Am Donnerstag veröffentlichte die Universität Hamburg eine Pressemitteilung mit dem Titel "Studie zum Ursprung der Coronavirus-Pandemie veröffentlicht". Das klingt interessant, immerhin ist die Entstehung von Sars-CoV-2 eines der großen Rätsel dieser Pandemie. Ein Nanowissenschaftler aus der Hansestadt kommt laut der Mitteilung zum Ergebnis, "dass sowohl die Zahl als auch die Qualität der Indizien für einen Laborunfall am virologischen Institut der Stadt Wuhan als Ursache der gegenwärtigen Pandemie sprechen".
Das ist eine starke Behauptung. Die "Studie" aus Hamburg entpuppt sich allerdings als 100-seitiger Zusammenschrieb aus Medienberichten, Boulevardmeldungen und privater Korrespondenz. In der Pressemitteilung heißt es dazu, es seien "keine hochwissenschaftlichen Beweise", wohl aber "zahlreiche und schwerwiegende Indizien".
Was soll das sein, "hochwissenschaftlich"? Wissenschaft im Quadrat? Und wenn die Beweise nicht hochwissenschaftlich sind, sind sie dann zumindest wissenschaftlich belastbar? Natürlich nicht, sonst müsste sich die Universität nicht hinter Geraune verstecken, sondern würde neue Fakten präsentieren. Nicht einmal die "Indizien" sind neu, sondern meist bereits vielfach kolportiert - auch von Webseiten, die Verschwörungsgeschichten verbreiten oder rechtsextreme Propaganda. Als Indizien werden auch Screenshots von Fachartikeln mit bunt hinterlegten Passagen gewertet. Einem Studenten im ersten Semester würde man so etwas nicht als Hausarbeit abnehmen. Weshalb eine Universität einer solchen Arbeit auch noch per Pressemitteilung zu Strahlkraft verhilft, muss sie selber wissen.
Dass der Erreger einem Labor entsprungen sein könnte, ist tatsächlich eine bedenkenswerte Hypothese, der auch von seriösen Wissenschaftlerinnen und Wissenschaftlern nachgegangen wird.
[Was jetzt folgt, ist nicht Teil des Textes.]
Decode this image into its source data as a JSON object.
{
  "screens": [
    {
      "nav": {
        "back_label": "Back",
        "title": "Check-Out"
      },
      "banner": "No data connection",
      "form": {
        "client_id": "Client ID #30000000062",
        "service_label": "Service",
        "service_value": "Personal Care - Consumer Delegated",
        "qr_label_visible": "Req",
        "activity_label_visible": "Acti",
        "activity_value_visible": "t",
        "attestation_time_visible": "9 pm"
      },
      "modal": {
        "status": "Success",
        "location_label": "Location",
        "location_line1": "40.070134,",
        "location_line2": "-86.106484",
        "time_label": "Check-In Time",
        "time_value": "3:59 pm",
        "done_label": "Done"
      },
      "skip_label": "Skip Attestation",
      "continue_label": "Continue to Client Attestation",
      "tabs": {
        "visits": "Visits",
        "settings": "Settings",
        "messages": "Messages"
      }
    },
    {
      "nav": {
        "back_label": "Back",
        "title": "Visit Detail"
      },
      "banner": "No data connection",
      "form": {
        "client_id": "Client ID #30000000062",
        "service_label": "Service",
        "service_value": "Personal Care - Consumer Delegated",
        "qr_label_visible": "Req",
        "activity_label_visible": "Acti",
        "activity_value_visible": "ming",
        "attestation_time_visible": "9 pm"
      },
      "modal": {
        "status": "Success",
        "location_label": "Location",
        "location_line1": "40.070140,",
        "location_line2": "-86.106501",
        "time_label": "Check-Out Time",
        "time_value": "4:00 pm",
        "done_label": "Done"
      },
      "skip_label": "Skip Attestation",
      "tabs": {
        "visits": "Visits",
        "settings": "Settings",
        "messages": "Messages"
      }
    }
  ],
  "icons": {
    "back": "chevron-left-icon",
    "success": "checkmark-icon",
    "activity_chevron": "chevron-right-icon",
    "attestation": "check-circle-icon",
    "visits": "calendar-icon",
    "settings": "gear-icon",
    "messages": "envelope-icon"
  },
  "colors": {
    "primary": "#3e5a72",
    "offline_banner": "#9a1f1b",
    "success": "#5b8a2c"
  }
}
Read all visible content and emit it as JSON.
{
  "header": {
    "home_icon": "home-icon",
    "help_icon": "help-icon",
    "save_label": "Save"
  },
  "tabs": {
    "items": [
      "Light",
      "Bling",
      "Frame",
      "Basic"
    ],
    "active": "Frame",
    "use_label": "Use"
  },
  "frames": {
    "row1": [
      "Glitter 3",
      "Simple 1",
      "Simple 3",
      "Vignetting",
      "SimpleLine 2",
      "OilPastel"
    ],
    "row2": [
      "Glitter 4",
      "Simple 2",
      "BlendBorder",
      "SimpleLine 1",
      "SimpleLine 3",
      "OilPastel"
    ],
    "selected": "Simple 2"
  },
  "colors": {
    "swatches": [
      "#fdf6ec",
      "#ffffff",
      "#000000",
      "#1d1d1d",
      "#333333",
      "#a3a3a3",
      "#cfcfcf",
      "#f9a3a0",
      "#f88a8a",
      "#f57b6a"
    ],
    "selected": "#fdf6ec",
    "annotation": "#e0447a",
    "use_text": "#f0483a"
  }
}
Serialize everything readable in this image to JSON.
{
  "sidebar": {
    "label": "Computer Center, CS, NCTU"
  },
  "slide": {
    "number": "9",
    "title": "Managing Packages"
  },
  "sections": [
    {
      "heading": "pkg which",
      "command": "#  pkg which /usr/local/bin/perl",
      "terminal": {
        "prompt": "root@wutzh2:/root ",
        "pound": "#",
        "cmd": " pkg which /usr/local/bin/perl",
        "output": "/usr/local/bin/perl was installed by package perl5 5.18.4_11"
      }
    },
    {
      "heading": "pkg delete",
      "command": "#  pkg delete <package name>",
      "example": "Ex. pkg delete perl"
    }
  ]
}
Auch die WHO schließt diese Möglichkeit nicht aus, auch wenn vor einigen Tagen während einer Pressekonferenz in China zunächst ein anderer Eindruck entstand.
Die meisten Expertinnen und Experten halten jedoch einen anderen Ursprung für den wahrscheinlicheren: ein Spillover aus dem Tierreich. Das Virus hätte sich demnach in einem Tier entwickelt und wäre irgendwie auf den Menschen gesprungen. Coronaviren sind unter Fledermäusen sehr verbreitet, weshalb diese Tiere als Quelle auch von Sars-CoV-2 infrage kommen. Wahrscheinlich sprang das Virus nicht direkt auf Menschen, sondern über ein weiteres Tier als Zwischenwirt. So war es beim ersten Sars-Virus vor bald 20 Jahren und auch beim Mers-Virus gilt die Übertragung von einem Fledertier auf Dromedare als Zwischenwirt und von dort auf den Menschen als sehr wahrscheinlich. Da jedoch nach einem Jahr noch kein Zwischenwirt für Sars-CoV-2 gefunden wurde, habe die Zoonose-Theorie "keine fundierte wissenschaftliche Grundlage" schreibt der Hamburger Nanoforscher. Damit nährt er Verschwörungsmythen, aber bereichert nicht den wissenschaftlichen Diskurs.
Neue molekulare Eigenschaften von Sars-CoV-2, die von keinem anderen Coronavirus bekannt sind, gelten dem Nanowissenschaftler als Beweis genug dafür, dass hier menschliches Zutun hinter steckt, das Virus also im Labor erzeugt wurde. Auch diese Argumentation ist nicht neu. Als Nanoforscher kennt man sich ohne Zweifel auf der extrem kleinen Skala der Biomoleküle aus. In dieser Welt im Nanometermaßstab koppeln Viren an Zellen und geben ihre infektiöse Fracht frei, mit der sie die Zellen zu Virusproduktionsstätten umfunktionieren. Doch wird man als Experte für Nanoskaliges nicht automatisch zum Fachmann für die biologischen Folgen von Mutationen auf molekulare Bindungsstellen von Viren.
So ist man nach den 100 Seiten nicht schlauer als vorher. Es kann sein, dass der Erreger aus einem Labor ausbrach. Neue Belege für die These liefert das Machwerk aus Hamburg aber nicht. Die Auseinandersetzung damit ist reine Energieverschwendung.